Art and the Crisis of Imagination
Sometimes it feels like we’re living through one big dumpster fire. I could easily make the case that the world is a whole mess of intractable problems: Poverty, food insecurity, inequality, climate change. And add to that the fact that we’re seeing things crucial to the functioning of this country being contested in new and pernicious ways: Truth, citizenship, the extent to which some of us value democracy itself. We’ve tried just about everything: We protest; we form commissions; we write policy; we turn to technology; and in some cases we even throw money at these issues. But what really holds us back is lack of imagination, and the arts are critical fuel for that.

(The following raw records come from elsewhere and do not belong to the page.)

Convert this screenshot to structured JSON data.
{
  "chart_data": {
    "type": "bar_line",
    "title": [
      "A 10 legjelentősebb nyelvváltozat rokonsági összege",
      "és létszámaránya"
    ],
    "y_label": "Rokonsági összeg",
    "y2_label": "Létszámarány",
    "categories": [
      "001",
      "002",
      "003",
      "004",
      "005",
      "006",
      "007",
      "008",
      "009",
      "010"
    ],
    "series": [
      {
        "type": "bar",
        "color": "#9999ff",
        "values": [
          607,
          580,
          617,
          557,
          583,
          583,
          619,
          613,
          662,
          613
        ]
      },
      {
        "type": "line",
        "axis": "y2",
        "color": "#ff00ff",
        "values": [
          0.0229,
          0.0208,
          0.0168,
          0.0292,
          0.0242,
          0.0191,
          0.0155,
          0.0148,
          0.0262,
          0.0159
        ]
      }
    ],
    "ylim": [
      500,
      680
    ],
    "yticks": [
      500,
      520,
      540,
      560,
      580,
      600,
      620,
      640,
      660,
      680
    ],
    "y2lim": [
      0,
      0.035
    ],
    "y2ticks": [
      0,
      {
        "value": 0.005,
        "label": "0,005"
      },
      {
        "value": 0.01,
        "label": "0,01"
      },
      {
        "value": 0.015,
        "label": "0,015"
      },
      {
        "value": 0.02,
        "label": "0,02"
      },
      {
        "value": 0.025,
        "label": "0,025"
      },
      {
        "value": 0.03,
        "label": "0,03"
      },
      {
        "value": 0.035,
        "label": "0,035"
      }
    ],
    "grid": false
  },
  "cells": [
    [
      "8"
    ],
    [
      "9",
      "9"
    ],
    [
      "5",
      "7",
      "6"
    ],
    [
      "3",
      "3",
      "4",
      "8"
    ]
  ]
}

The thing we haven’t tried is a heavy investment in the arts and centering them in all of these conversations about these issues that affect us all. A few months back, I wrote that the arts should be considered essential services. Beyond that, there needs to be a massive investment into art experiences as entry points into civic dialogue, engagement and the rebuilding of the public sphere. The artists and arts professionals among us know that civic dialogue via the arts is a real thing. Back in 2005, Americans for the Arts published the results of its four-year Animating Democracy program that emphasized the following: The arts can be sparks for civic dialogue and the multiple perspectives around issues; it can be an invitation to bring forward often silenced or divergent viewpoints; it creates a space psychologically, experientially and intellectually that encourages reflection and discussion; and it can provide an alternate form of dialogue, as with dance, theater or performance art that can communicate beyond the possibilities of everyday language.
Imagination is exactly what we need if we’re going to design the robust futures that we deserve. It’s through the arts that we foreground empathy, feeling, and an understanding of other perspectives. And it’s only in that space can we find enduring solutions that will benefit us all.